CONCLUSION – LESBIAN LIBERATION!:

Their lack of understanding and support, only spurred me to greater explorations and studies of spirituality. I know that this detour from my book’s subject matter appears irrelevant – but it isn’t. The point that I’m making is this: your Jewish mother’s meshuganah making behavior, can ultimately become an asset not a liability. If I’d had, for example, a mother who regularly meditated, went to ashrams, and had an alter to Athena – I might’ve rebelled and become a straight Republican, safely married to a bank manager. We’d have two kids and a suburban house. We’d only schtupp in the missionary position, and we’d both have affairs – within our first five years of marriage. Instead, partially due to my mother’s conservative ways, I’ve morphed into a deviant dyke – who delights in harassing and haranguing her mom. Ironically, mom helped make me into what I am today: a quippy, lippy lesbian.

Thanks a bunch, mom! I really appreciate all of those miserable years of fighting and biting back my words. If it weren’t for you, I might’ve turned out to be you! Therefore, I think that I’ve changed my mind about writing a manual on Jewish mothers. I’d much rather spend my energy on writing about the erotic energy between dykes. And I owe my lesbian “lightbulb” moment all to you. I think that I’ll even dedicate the book in your name: “To my meshuganah mother, may she rest in peace” (after she plotzes from reading this book!).

~ by kissandkvell on May 19, 2009.

One Response to ““Jewish Mothers for Dummies””
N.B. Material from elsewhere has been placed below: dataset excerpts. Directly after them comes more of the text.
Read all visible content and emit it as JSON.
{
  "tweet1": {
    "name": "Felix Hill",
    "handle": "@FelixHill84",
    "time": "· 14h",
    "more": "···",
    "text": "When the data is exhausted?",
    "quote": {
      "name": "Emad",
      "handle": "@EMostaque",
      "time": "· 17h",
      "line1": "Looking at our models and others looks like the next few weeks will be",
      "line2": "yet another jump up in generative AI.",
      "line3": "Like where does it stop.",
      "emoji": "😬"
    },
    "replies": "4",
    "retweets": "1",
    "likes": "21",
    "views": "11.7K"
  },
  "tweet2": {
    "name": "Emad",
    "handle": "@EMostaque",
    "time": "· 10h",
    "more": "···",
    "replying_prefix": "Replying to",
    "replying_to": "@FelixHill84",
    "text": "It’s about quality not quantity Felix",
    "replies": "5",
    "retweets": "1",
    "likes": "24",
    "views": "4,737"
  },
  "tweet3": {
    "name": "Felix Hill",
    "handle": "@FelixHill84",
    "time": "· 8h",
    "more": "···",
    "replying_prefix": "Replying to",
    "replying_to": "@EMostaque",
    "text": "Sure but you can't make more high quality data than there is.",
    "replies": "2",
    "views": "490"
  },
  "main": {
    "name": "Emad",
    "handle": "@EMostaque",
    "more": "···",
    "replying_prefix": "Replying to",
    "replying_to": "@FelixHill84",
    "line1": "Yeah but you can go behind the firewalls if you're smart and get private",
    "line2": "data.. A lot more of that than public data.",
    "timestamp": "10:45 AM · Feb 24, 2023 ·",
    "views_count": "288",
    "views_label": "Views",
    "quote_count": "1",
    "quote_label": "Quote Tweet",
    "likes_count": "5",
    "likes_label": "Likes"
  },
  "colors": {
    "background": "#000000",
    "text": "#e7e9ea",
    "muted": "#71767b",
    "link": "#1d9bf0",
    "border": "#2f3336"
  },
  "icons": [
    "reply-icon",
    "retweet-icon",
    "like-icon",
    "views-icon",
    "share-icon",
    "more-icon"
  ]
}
  1. That was absolutely hilarious!

    The Jewish mother I know isn’t as into shopping and materialism and whatnot, and isn’t so silver tongued. She’s more of the Jewish mother variety who always thinks her boys are wonderful and infalliable, even when they’re not. Even when they take 8 weeks to start looking for a job and just laze around her house, they are still her sweet sweet boys.

    God help me if they ever move out.